Water is indispensable and intricately connected to life, without which there is no life. This is the reason for which water must be given the necessary attention at all times. Good drinking water is not a luxury; it is one of the most essential amenities of life itself. The supply of safe drinking water to all has therefore engaged the attention of many individuals, groups, governmental organizations and private organizations. (Adetunde et al. 2010).

Drinking water free of pathogenic organisms is fundamental to breaking one of the principal transmission routes of infectious disease.

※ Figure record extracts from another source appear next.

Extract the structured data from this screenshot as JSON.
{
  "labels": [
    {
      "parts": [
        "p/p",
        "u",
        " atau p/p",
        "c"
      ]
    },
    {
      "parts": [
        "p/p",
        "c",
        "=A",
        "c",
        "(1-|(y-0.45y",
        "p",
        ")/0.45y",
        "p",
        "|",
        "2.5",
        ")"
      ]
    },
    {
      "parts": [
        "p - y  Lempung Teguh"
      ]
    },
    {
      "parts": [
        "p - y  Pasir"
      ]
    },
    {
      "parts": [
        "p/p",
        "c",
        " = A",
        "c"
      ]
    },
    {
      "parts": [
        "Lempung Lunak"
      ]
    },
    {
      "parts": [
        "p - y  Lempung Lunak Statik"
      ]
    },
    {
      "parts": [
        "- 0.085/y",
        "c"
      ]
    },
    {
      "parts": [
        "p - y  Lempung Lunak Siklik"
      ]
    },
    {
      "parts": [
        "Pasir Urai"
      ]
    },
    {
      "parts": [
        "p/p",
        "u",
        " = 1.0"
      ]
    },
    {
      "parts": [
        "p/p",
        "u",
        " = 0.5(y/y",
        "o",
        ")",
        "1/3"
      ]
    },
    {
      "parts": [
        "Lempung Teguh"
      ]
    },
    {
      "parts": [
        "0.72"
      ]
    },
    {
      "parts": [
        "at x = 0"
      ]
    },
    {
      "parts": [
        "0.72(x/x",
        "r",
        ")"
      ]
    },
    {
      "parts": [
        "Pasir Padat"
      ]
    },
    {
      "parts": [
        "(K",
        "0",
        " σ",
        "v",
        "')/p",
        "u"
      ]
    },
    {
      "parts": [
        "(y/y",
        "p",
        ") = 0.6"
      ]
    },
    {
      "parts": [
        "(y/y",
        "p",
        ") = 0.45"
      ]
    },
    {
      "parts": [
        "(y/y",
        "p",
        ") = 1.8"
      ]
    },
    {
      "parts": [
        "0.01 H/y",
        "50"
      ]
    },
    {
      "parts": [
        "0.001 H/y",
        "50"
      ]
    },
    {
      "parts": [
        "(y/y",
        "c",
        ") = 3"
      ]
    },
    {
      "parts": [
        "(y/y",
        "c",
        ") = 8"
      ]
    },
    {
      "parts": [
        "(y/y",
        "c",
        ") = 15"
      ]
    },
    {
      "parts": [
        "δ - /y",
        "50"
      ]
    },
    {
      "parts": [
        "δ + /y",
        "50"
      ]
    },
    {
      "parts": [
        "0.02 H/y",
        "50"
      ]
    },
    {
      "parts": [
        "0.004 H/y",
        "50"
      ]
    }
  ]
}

This fact has stimulated worldwide investment in the construction of water systems that are designed to meet stringent water quality standards. (Trevett, 2004).

Waterborne pathogens, including a variety of viral, bacterial, algal and protozoan agents, account for much of the estimated 4 billion cases and 2.5 million deaths from endemic diarrheal disease each year. (Kosek et al. 2003).

Increase in human population has exerted an enormous pressure on the provision of safe drinking water, especially in developing countries (Umeh et al. 2005). Unsafe water is a global public health threat, placing persons at risk for a host of diarrheal and other disease as well as chemical intoxication (Hughes et al. 2005). Unsanitary water particularly has devastating effects on young children in developing world. Each year, more than 2 million persons, mostly children less than 5 years of age, die of diarrheal disease (Kosek et al. 2003; Parashar et al. 2003).

Nearly 90% of diarrheal-related deaths have been attributed to unsafe or inadequate-water supplies and sanitation conditions affecting a large part of the world’s population (Hughes et al. 2005; WHO 2004). An estimated 2.6 billion persons lack access to adequate sanitation (Okonko et al. 2008).

The University of Benin, Benin City, has 5 main halls of residence (halls 1, 2, 3, 4 and 5). There are also various staff quarters in the school: Junior Staff Quarter, Senior Staff Quarter, Dentistry Quarter and Doctor’s Quarter. These halls depend on borehole water stored in overhead tanks for their water supply.


This study is aimed at the bacteriological analysis of the water from these tanks.


  1. To attain the total bacterial count of the water samples.
  2. To determine the coliform counts (Most Probable Number) of the water samples.
  3. To determine the species of bacteria present in the water.